If you open an art history survey like Janson’s History of Art there will be a short chapter about prehistoric art. It will show cave paintings of wandering unranked figures, plump game animals, and thin little human hunters spilling out over cave walls without concern for depth or relation to ground. No hierarchy, no power.

These caves and the areas around them are littered with small hand-held wonders. Next to the precious stone cutting tools, simple bone hooks, and the needles carved from antler, archeologists find tiny fat ceramic and stone women with great hips, heavy breasts and carefully rendered vaginas.

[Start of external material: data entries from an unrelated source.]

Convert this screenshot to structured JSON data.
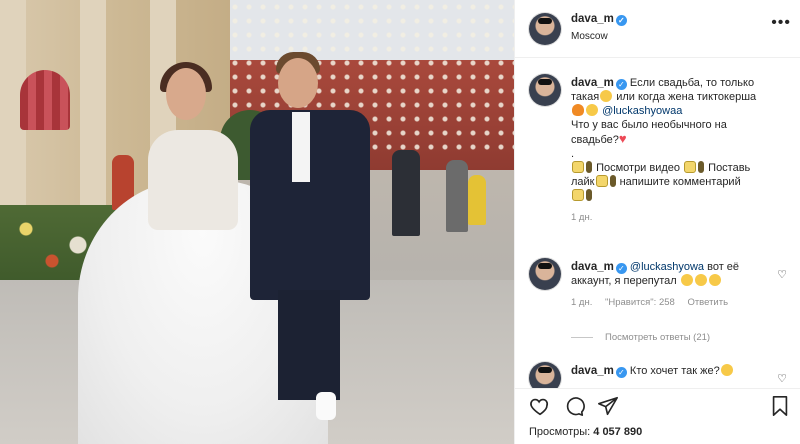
{
  "post": {
    "username": "dava_m",
    "location": "Moscow",
    "more_label": "•••"
  },
  "comments": [
    {
      "username": "dava_m",
      "segments": [
        {
          "text": "Если свадьба, то только такая"
        },
        {
          "emoji": "laugh-emoji"
        },
        {
          "text": " или когда жена тиктокерша "
        },
        {
          "emoji": "fire-emoji"
        },
        {
          "emoji": "laugh-emoji"
        },
        {
          "mention": "@luckashyowaa"
        }
      ],
      "line2": "Что у вас было необычного на свадьбе?",
      "line2_emoji": "heart-emoji",
      "dot": ".",
      "line3_a": "Посмотри видео",
      "line3_b": "Поставь лайк",
      "line3_c": "напишите комментарий",
      "time": "1 дн."
    },
    {
      "username": "dava_m",
      "mention": "@luckashyowa",
      "text": " вот её аккаунт, я перепутал",
      "time": "1 дн.",
      "likes": "\"Нравится\": 258",
      "reply": "Ответить",
      "replies_label": "Посмотреть ответы (21)"
    },
    {
      "username": "dava_m",
      "text": "Кто хочет так же?"
    }
  ],
  "footer": {
    "views_label": "Просмотры:",
    "views_count": "4 057 890"
  },
  "icons": [
    "heart-icon",
    "comment-icon",
    "share-icon",
    "bookmark-icon"
  ],
  "colors": {
    "link": "#00376b",
    "verified": "#3897f0",
    "muted": "#8e8e8e",
    "like_heart": "#ed4956"
  }
}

These sexy figurines were never intended to sit on a shelf or a pedestal. Instead they were free to move from one adoring palm to the next. It is impossible to say what they were for, but I've always liked David Brin’s hypothesis from Kiln People:

“Oh, the goddess theory was quite fabulous and creative. Though there is a simpler explanation fro why these little figurines are found in so many Stone Age sites. Every human culture has devoted considerable creative effort to crafting exaggerated representations of the fertile female form… as erotic art. We can assume there were frustrated males in caveman days, as today. They must have ‘worshiped’ these little Venus figures in familiar ways.”

Whatever those guys were up to, all the evidence points to the fact that this was a good time to be alive. Skeletal remains show that prehistoric hunters were often as tall as a modern-day Americans, so they must have been very well fed. They enjoyed intact biomes and lived long healthy lives. Cameron is right to make the lives of his fictionalized hunter-gathers attractive.

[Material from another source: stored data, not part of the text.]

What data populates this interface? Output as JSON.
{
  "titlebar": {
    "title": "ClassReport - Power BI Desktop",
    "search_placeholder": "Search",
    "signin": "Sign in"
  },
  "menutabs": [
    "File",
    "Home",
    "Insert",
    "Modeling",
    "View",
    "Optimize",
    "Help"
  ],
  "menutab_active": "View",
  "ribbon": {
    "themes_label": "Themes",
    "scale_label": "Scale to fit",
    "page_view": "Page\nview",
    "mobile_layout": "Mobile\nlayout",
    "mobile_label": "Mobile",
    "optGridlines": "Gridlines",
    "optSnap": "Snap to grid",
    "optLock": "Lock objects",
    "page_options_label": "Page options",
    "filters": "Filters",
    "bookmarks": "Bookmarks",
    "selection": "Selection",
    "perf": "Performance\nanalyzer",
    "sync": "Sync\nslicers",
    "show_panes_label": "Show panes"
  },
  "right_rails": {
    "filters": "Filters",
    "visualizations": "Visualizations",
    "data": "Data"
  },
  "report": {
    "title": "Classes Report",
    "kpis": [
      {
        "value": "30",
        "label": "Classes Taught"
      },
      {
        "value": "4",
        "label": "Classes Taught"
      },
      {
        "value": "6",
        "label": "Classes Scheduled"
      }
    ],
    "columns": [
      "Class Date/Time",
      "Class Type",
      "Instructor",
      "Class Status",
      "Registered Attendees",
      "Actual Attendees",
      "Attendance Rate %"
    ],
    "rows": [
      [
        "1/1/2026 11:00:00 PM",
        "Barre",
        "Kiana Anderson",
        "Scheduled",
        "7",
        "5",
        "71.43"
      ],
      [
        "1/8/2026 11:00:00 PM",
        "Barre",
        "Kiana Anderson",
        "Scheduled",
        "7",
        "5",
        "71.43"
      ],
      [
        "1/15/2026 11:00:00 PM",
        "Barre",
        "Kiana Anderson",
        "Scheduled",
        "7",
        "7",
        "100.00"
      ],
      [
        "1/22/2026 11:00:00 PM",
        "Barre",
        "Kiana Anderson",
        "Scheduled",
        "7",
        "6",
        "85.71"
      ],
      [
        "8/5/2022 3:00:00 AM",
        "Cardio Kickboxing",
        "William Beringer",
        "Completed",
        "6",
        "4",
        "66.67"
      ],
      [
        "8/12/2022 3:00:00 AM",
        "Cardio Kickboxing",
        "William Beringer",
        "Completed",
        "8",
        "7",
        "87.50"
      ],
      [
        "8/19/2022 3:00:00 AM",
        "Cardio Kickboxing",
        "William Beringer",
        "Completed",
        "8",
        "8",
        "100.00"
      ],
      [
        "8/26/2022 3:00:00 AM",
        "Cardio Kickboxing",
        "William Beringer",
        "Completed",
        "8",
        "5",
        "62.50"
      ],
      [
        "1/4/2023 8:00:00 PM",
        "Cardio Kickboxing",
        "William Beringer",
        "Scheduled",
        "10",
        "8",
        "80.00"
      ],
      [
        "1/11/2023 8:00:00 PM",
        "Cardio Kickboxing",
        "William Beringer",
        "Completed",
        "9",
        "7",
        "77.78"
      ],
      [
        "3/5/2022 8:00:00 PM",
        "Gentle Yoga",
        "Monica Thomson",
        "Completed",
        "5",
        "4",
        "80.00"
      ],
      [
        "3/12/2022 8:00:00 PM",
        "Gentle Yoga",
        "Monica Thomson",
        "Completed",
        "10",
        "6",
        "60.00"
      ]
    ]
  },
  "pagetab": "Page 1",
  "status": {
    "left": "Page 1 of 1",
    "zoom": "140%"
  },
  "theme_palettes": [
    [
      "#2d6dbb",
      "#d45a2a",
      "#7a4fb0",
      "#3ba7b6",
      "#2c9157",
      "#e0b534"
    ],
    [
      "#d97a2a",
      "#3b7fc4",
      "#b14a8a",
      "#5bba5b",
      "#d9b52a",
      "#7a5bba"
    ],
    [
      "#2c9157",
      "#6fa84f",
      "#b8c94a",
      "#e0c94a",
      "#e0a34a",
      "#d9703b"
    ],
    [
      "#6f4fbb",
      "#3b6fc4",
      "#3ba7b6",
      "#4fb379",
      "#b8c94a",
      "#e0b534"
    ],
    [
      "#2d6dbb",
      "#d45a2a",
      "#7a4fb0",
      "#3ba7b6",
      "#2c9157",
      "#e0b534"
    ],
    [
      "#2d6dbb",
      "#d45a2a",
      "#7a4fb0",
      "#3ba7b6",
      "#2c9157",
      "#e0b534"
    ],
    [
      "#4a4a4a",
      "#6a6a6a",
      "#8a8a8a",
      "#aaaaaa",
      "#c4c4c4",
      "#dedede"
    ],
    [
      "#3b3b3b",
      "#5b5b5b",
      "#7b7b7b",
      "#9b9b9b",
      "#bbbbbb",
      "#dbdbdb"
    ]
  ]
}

Page forward in your Janson’s to the next chapter, and everything changes. Human nature is unaltered but the nature of power has gone through a phase transition, a change of state as radical as the difference between water and ice. In this chapter of art history the informal figures make their last appearance as free players. Here they are stabbed with spears, clubbed and their bodies are thrown off cliffs like trash.
The King meanwhile, will be raised above us on some sort of plinth or pedestal. He will be idealized. When he appears in art he's bigger than us, more beautiful and has cooler stuff. He has special weapons (and lots of them), extra decorations, and his dress and insignia are particular to him. He is a fierce martial being.

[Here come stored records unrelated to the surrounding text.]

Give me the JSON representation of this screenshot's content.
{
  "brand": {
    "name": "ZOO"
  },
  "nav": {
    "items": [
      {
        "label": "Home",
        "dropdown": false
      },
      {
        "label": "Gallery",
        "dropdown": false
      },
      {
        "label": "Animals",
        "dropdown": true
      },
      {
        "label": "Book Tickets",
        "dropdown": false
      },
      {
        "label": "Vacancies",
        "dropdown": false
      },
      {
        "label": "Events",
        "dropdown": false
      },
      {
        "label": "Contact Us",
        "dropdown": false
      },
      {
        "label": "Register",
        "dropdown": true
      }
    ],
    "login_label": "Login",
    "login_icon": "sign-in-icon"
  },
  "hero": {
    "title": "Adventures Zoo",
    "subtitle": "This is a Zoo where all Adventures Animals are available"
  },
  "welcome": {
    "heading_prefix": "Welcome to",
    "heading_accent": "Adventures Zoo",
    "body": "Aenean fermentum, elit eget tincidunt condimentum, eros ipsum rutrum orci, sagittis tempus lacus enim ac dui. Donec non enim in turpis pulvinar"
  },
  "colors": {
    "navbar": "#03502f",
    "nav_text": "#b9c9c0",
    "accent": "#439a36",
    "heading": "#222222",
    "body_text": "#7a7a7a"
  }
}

Key to any image of a king is an army - ranked solderiers moving together as a coordinated body. The Kings are cool and distant. They are idealized demi-gods, placed high above all others, in close proximity with God.
The victims of these bullies are our collectors of ceramic porn. They are vulgar and uniquely expressive in their pain as they are speared and bludgeoned. Their bodies are thrown over cliff sides while their women are shown wailing.
The coarse playful objects of small lives will never totally disappear (the informal figure reappears in Egyptian tombs slyly flushing ducks for a Royal Hunt, and in the shadow of the stern Roman patriciate little pornographic things will be still be passed around), but for the next 5000 years above them will be gigantic ranked orders grounded in domination.
The modern is as different from the premodern as the historic period is from the prehistoric. The grim truth is that modernity was born out of the Columbian Exchange. The disastrous encounter that devastated the Americas but enflamed the imaginations of Europeans.
The Eroticism of that moment is at least partly responsible for sparkingthe Enlightenment. The erotics of the chubby little Venus and the freeform world she belonged to had been totally forgotten in the old world. The democratic revolution that transformed the structure of Europe's dense city life could not have taken place without that charged glimpse of naked humanity (Na'vi/naive) Worlds without hierarchy and power inspired the first Utopias.
Avatar is an encounter between history and prehistory. A truly ambitious sequel would imagine how the encounter with The People once again transforms city life (in 3D).